There are two engine options, costing the same. The naturally aspirated 285kW/493Nm V8 is gone, replaced by a 3.5 twin-turbo V6 that cuts fuel use to 9.5L/100km on the combined cycle (though we averaged 15L/100km on our quick drive!) while making 310kW/600Nm, the later from just 1600rpm.
The engine is matched to a new 10-speed automatic gearbox, making for an exceedingly smooth drivetrain with little lag and sufficient punch to get the car from standstill to 100km/h in 5.0 seconds. It's also got a nice note under heavy throttle.
Tantalisingly, Lexus' chief engineer for the LS program told us that this new engine fits under the bonnet of the smaller IS. Just saying...
The other option is the hybrid LS500h, which is about $25k cheaper than the old AWD LS600h.
This is a new system as seen in the LC, and sports two electric motor/generators using lithium-ion storage, matched with an atmo 3.5 V6 on the Atkinson cycle, cutting fuel use 23 per cent to 6.6L/100km (we averaged 8.7L/100km) but making a system output of 264kW.
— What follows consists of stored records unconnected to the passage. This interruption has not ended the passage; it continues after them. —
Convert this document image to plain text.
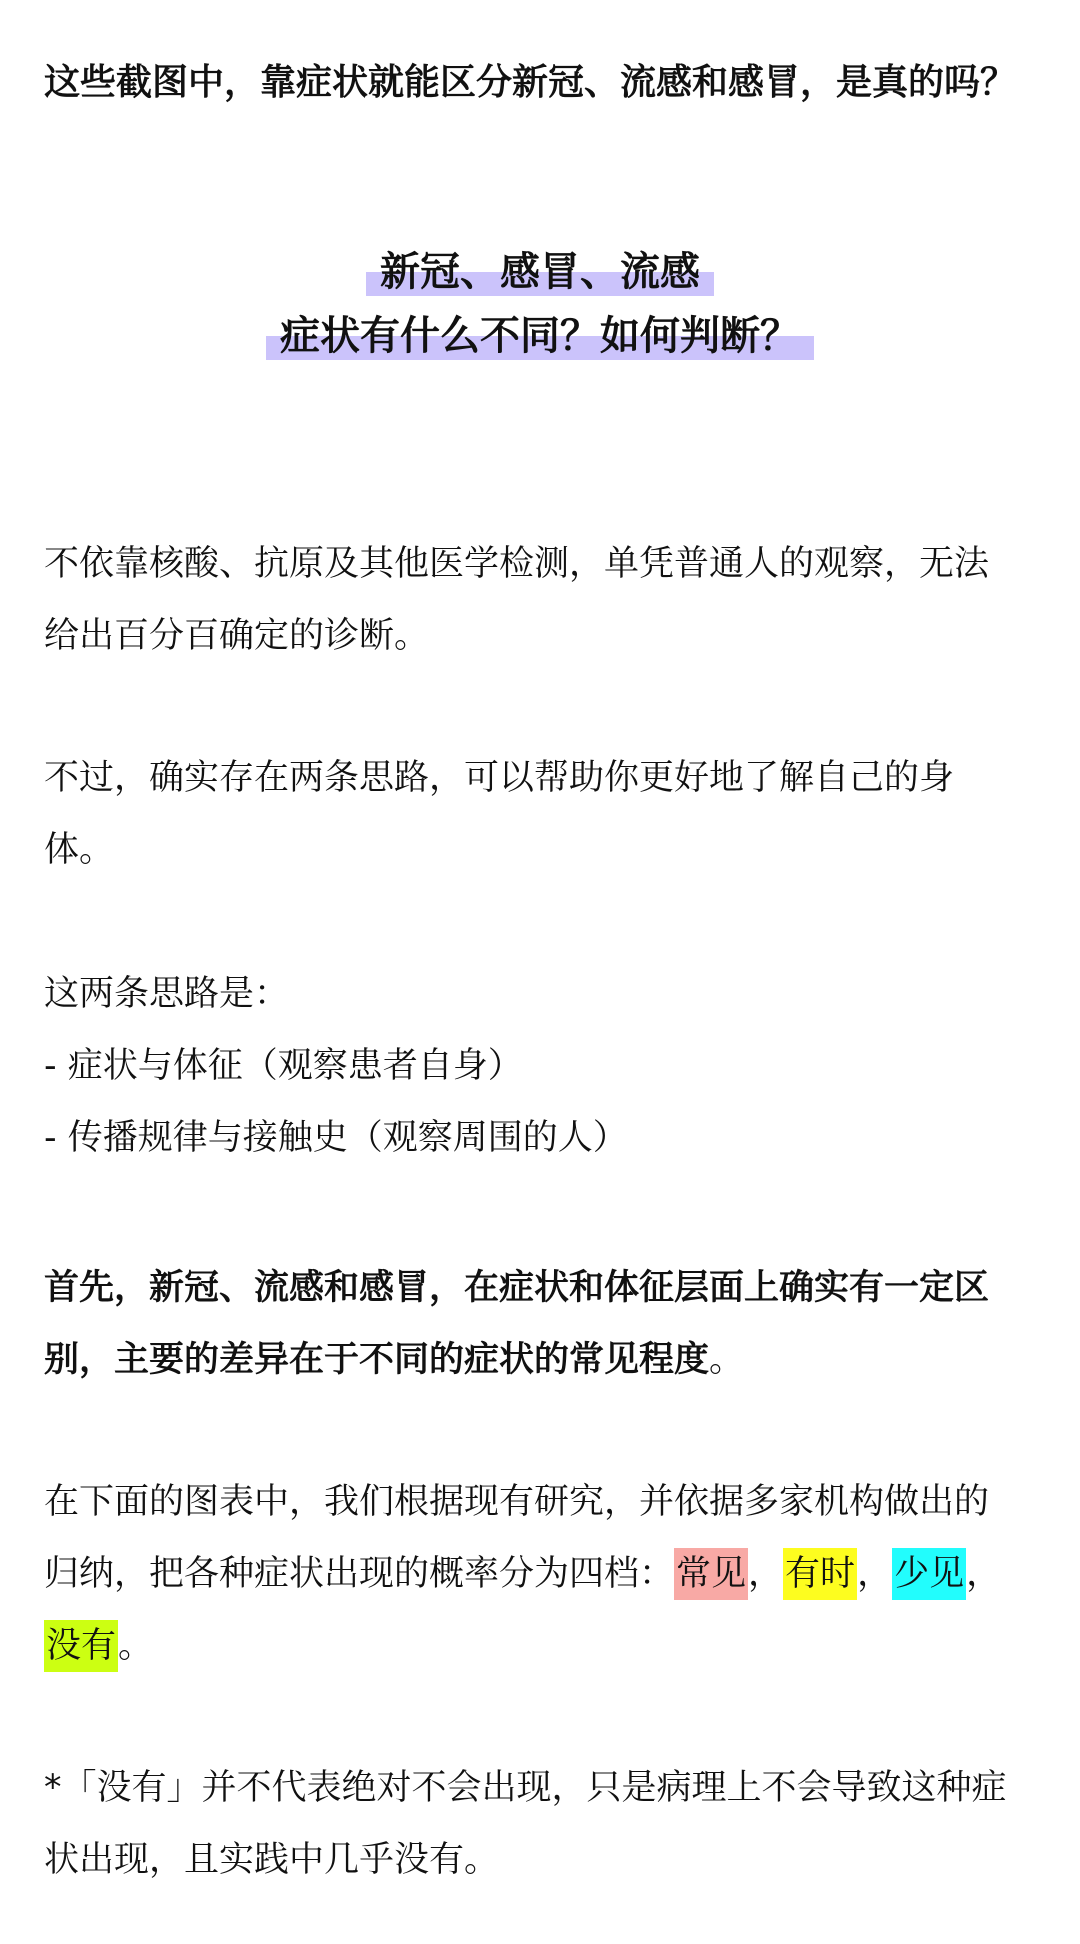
这些截图中，靠症状就能区分新冠、流感和感冒，是真的吗？
新冠、感冒、流感
症状有什么不同？如何判断？

不依靠核酸、抗原及其他医学检测，单凭普通人的观察，无法
给出百分百确定的诊断。

不过，确实存在两条思路，可以帮助你更好地了解自己的身
体。

这两条思路是：
- 症状与体征（观察患者自身）
- 传播规律与接触史（观察周围的人）

首先，新冠、流感和感冒，在症状和体征层面上确实有一定区
别，主要的差异在于不同的症状的常见程度。

在下面的图表中，我们根据现有研究，并依据多家机构做出的
归纳，把各种症状出现的概率分为四档：常见，有时，少见，
没有。

*「没有」并不代表绝对不会出现，只是病理上不会导致这种症
状出现，且实践中几乎没有。
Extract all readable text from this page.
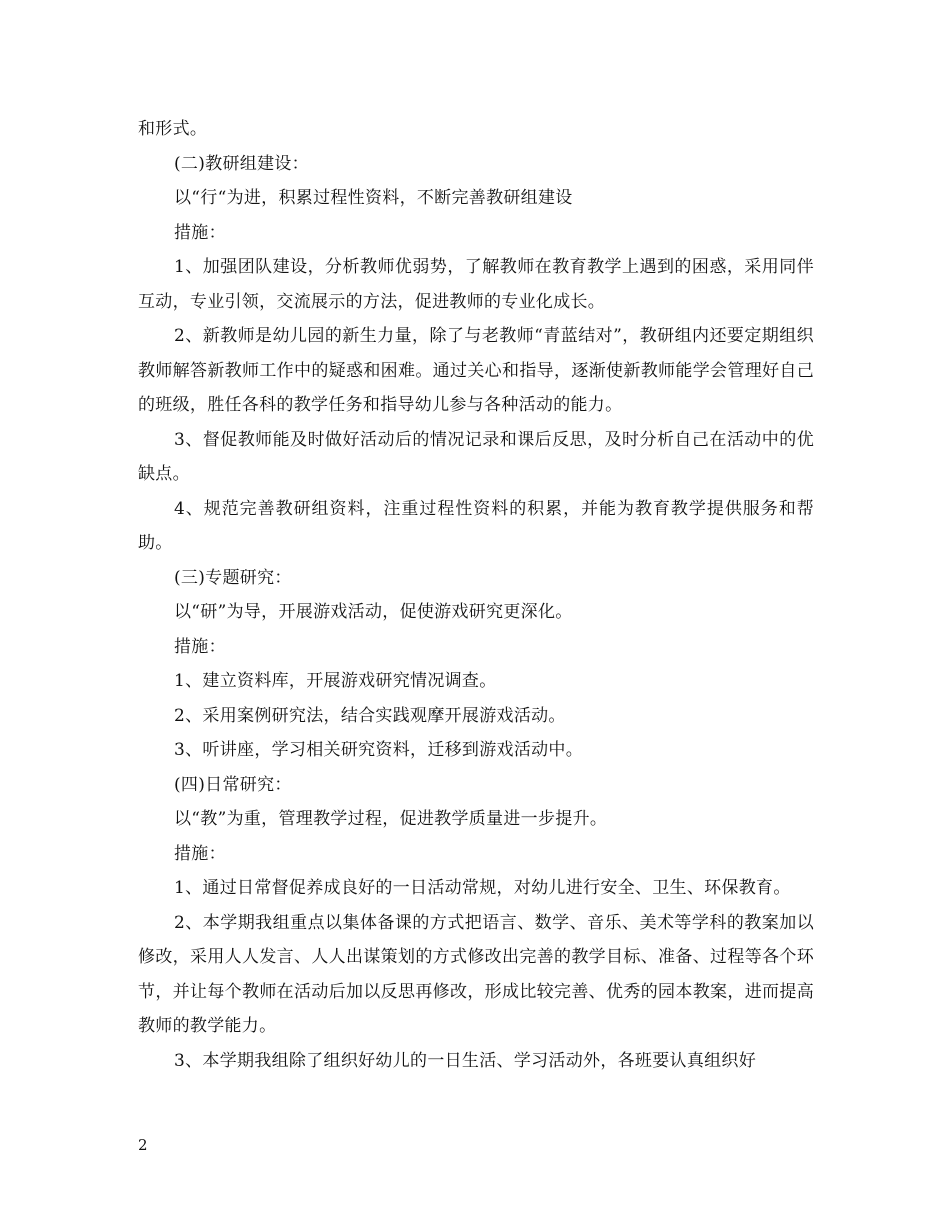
和形式。

(二)教研组建设：

以“行“为进，积累过程性资料，不断完善教研组建设

措施：

1、加强团队建设，分析教师优弱势，了解教师在教育教学上遇到的困惑，采用同伴互动，专业引领，交流展示的方法，促进教师的专业化成长。

2、新教师是幼儿园的新生力量，除了与老教师“青蓝结对”，教研组内还要定期组织教师解答新教师工作中的疑惑和困难。通过关心和指导，逐渐使新教师能学会管理好自己的班级，胜任各科的教学任务和指导幼儿参与各种活动的能力。

3、督促教师能及时做好活动后的情况记录和课后反思，及时分析自己在活动中的优缺点。

4、规范完善教研组资料，注重过程性资料的积累，并能为教育教学提供服务和帮助。

(三)专题研究：

以“研”为导，开展游戏活动，促使游戏研究更深化。

措施：

1、建立资料库，开展游戏研究情况调查。

2、采用案例研究法，结合实践观摩开展游戏活动。

3、听讲座，学习相关研究资料，迁移到游戏活动中。

(四)日常研究：

以“教”为重，管理教学过程，促进教学质量进一步提升。

措施：

1、通过日常督促养成良好的一日活动常规，对幼儿进行安全、卫生、环保教育。

2、本学期我组重点以集体备课的方式把语言、数学、音乐、美术等学科的教案加以修改，采用人人发言、人人出谋策划的方式修改出完善的教学目标、准备、过程等各个环节，并让每个教师在活动后加以反思再修改，形成比较完善、优秀的园本教案，进而提高教师的教学能力。

3、本学期我组除了组织好幼儿的一日生活、学习活动外，各班要认真组织好

2
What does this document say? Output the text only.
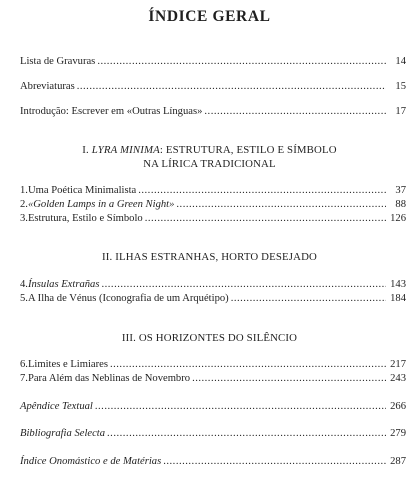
ÍNDICE GERAL
Lista de Gravuras .....	14
Abreviaturas .....	15
Introdução: Escrever em «Outras Línguas» .....	17
I. LYRA MINIMA: ESTRUTURA, ESTILO E SÍMBOLO
NA LÍRICA TRADICIONAL
1. Uma Poética Minimalista .....	37
2. «Golden Lamps in a Green Night» .....	88
3. Estrutura, Estilo e Símbolo .....	126
II. ILHAS ESTRANHAS, HORTO DESEJADO
4. Ínsulas Extrañas .....	143
5. A Ilha de Vénus (Iconografia de um Arquétipo) .....	184
III. OS HORIZONTES DO SILÊNCIO
6. Limites e Limiares .....	217
7. Para Além das Neblinas de Novembro .....	243
Apêndice Textual .....	266
Bibliografia Selecta .....	279
Índice Onomástico e de Matérias .....	287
That's not much when you consider the kerb weight, even if Lexus does indeed use "laser-cladding technology pioneered in Formula One, world rallying and world endurance racing".
The 'transmission' is complex, combining a hybrid CVT with a four-speed gear set at the output stage (it doesn't drive or feel like a normal CVT, we assure you) that combine to offer 10 stepped ratios in paddle mode.
It claims a 0-100km/h of 5.4 seconds, three-tenths faster than the LS600h, but while it's commendably hushed and has natural brake pedal feel, performance is relatively sedate. It lacks the low-end torque of a diesel S-Class or 7 Series, with few economy or NVH benefits.
The batteries are also too small to allow much zero-emission driving, and are slow to recharge internally. We commend Lexus for being an early adopter of petrol-electric drivetrains, but a PHEV would be a more suitable tech leader than a 'self-charging' mild hybrid.
Dynamically, you get air suspension that constantly adjusts damping in response to driving operations and road conditions. There are 650 settings the onboard computer can choose from. Over every manner of road surface we could find, the big Lexus glided.
A quieter and more supple driving experience you'll battle to find, which is just as well.
The F Sport has a bit of handling nous, thanks to the variable ratio steering and a rear-wheel steering system that improves urban turning (the radius is reduced 200mm), and high-speed stability/directional changes. There are also active stabiliser bars.
The fundamentals of the stiff, low platform are good, and this tech just adds to the effect. While no 7 Series, you can have a crack and be rewarded, to some degree. And stop quickly despite that mass, thanks to 400mm/359mm diameter brakes.
Active safety is covered by the Lexus Safety System+ suite, which includes all-speed adaptive cruise control, autonomous emergency braking with pedestrian detection, and lane-keep assist. All variants also feature blind-spot monitoring, rear cross-traffic alert, tyre pressure monitoring, and a pop-up bonnet.
It's not quite the Level 3 Autonomy-enabled Audi A8, and this suite also trails the BMW/Benz setups, let alone Tesla's Auto Pilot. Yes, Lexus has a different focus, but the LS is supposed to be a tech leader.
The other major reason to buy a Lexus is the ownership experience, which remains second to none. The company now offers a new 10-year complimentary roadside assistance program for LS owners, with zero conditions. Reassuring.
The big question is, would you have a Lexus LS over any of the big Germans? At a technical level you could argue that Lexus isn't quite in the same echelon.
However, if you want an imposing machine that wafts you along in sublime comfort, while you admire the best in Japanese craftsmanship and hold no fears of any sort of glitches or issues, then potentially yes.
Lexus hasn't moved the goalposts like it did in '89, but this iteration re-affirms what Lexus is best at, while adding an appreciable level of desirability into the fold.